La stratégie à envisager découle de ce que l’on connaît de la biologie de D. suzukii. Il a été montré que celle-ci se développe sur de nombreux fruits, dont beaucoup sont des plantes hôtes « sauvages », non cultivées (sureau, cornouiller…) (voir RFL n°370). On sait également que les adultes peuvent survivre l’hiver, en petit nombre, sous une forme adaptée au froid. Ces réservoirs « sauvages » n’abritent donc qu’un faible inoculum de drosophiles qui recolonisent les cultures au printemps, et lorsqu’elles ont commencé à pulluler la situation devient très vite incontrôlable. Lâcher les parasitoïdes à ce moment-là, de façon curative, revient donc à lutter contre un incendie avec un verre d’eau. Trichopria 500 est un outil qui doit d’abord être considéré comme préventif en ciblant les faibles populations de D. suzukii présentes au sortir de l’hiver dans les zones réservoirs qui deviennent alors des foyers de multiplication du parasitoïde. Comme le précise Bioplanet, Trichopria 500 est un outil complémentaire qui vient renforcer les moyens de lutte actuellement disponibles contre D. suzukii, mais qui ne pourra pas à lui seul résoudre le problème. Les essais qui débutent en 2019 au domaine expérimental de la Tapy (Vaucluse) (voir encadré) permettront de préciser comment utiliser cet outil dans une logique de protection intégrée des vergers face à D. suzukii. En parallèle, les efforts conjoints de la recherche et de l’expérimentation continuent, afin de développer d’autres innovations dans la lutte contre ce fléau.

Pascal Rousse

Qu’appelle-t-on un parasitoïde ?

Un parasitoïde est un insecte qui va pondre sur ou dans un autre insecte (l’hôte), le développement de l’œuf du parasitoïde provoquant au final la mort de l’hôte. L’action d’un parasitoïde est en général bien plus ciblée que celle d’un prédateur. Ils sont donc privilégiés pour des programmes de lutte biologique afin de minimiser les risques d’impact « collatéraux » sur l’environnement.

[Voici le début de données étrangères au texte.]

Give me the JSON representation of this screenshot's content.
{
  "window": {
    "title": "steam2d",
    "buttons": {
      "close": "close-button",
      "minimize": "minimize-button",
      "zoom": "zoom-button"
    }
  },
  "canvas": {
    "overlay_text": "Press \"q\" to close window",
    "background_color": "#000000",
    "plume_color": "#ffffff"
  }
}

Une efficacité testée en 2019

Afin d’affiner la stratégie préventive avec Trichopria drosophilae, des essais coordonnés par le Domaine expérimental de La Tapy (Vaucluse) sont planifiés pour le printemps 2019, en partenariat avec le CTIFL, le Grab, la Draaf et le lycée agricole Louis Giraud. Ces essais cibleront, dans le temps et dans l’espace, les populations encore faibles de D. suzukii afin de retarder et/ou de limiter les attaques sur cerisier. La stratégie retenue est d’effectuer, dès le mois de mars, des lâchers hebdomadaires de parasitoïdes dans les haies qui bordent les vergers de cerisier. A ce moment, les températures sont assez élevées pour permettre aux parasitoïdes de s’installer mais encore trop faibles pour que les drosophiles se multiplient en masse. Cette expérimentation a donc pour objectif de voir si effectivement le parasitoïde T. drosophilae est actif à ces températures et s’il freine la pullulation de D. suzukii. Dans cette idée, les haies deviendraient donc des réservoirs d’ennemis naturels de la drosophile qui protégeraient le verger en complément de la lutte phytosanitaire habituelle.